Kegiatan seleksi dilaksanakan di Pasar Ngasem, Yogyakarta. Pemilihan ruang publik sebagai lokasi pemotretan memberi kesempatan kepada peserta untuk berinteraksi langsung dengan lingkungan sosial, budaya, dan dinamika masyarakat. Melalui proses tersebut, mahasiswa ditantang untuk menghadirkan karya yang tidak hanya kuat secara teknis, tetapi juga peka terhadap konteks dan mampu menyampaikan pesan visual secara bermakna.
Seleksi ini terbuka bagi seluruh mahasiswa aktif ISI Yogyakarta. Sebelum proses pemotretan dimulai, peserta diwajibkan mengikuti briefing bersama panitia. Setelah itu, peserta diberi waktu maksimal tiga jam untuk melakukan pemotretan di lokasi yang telah ditentukan. Setiap peserta membawa perlengkapan fotografi secara mandiri, termasuk kamera digital DSLR atau mirrorless serta perangkat pendukung lainnya.

Selain hasil karya yang dibuat pada saat lomba, proses seleksi juga mempertimbangkan portofolio peserta. Portofolio tersebut disusun dalam format PDF dan memuat data diri, pengalaman berkarya, serta karya-karya fotografi sebelumnya. Dengan mekanisme ini, penilaian tidak hanya berfokus pada hasil akhir, tetapi juga memperhatikan rekam jejak, konsistensi, dan potensi artistik peserta.
Melalui Pekan Seni Mahasiswa Kampus, ISI Yogyakarta terus memperkuat ekosistem pembinaan mahasiswa di bidang seni. Kegiatan ini menjadi ruang penting bagi mahasiswa untuk mengasah daya cipta, keberanian bereksperimen, kedisiplinan berkarya, serta kemampuan berkompetisi secara sehat di tingkat daerah maupun nasional.
Penyelenggaraan seleksi ini juga menjadi bagian dari upaya ISI Yogyakarta dalam menjaga tradisi prestasi mahasiswa seni. Sebagai perguruan tinggi seni yang memiliki kekuatan pada bidang penciptaan, pengkajian, dan pengembangan seni budaya, ISI Yogyakarta mendorong mahasiswa untuk hadir sebagai generasi kreatif yang mampu membaca zaman, merespons persoalan masyarakat, dan memberi dampak melalui karya seni.

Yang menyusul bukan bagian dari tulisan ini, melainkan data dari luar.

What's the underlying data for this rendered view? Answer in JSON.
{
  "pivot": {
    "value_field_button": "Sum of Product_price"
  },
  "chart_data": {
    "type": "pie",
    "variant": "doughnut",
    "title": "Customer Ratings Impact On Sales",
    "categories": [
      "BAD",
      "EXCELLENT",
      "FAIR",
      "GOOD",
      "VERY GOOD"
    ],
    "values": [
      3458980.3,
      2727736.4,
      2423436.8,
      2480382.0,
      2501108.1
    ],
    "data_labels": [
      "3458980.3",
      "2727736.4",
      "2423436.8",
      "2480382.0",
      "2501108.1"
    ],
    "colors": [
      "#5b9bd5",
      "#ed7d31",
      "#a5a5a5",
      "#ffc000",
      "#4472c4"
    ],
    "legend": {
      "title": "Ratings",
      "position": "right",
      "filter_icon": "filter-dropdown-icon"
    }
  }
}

Dari kegiatan ini, diharapkan terpilih mahasiswa terbaik yang mampu mewakili ISI Yogyakarta dalam Peksimida dan Peksiminas 2026. Para delegasi tersebut diharapkan tidak hanya membawa nama institusi dalam ajang kompetisi, tetapi juga menunjukkan kualitas pendidikan seni ISI Yogyakarta yang terus berperan dalam membentuk insan seni yang kreatif, kritis, adaptif, dan berdampak bagi kebudayaan Indonesia.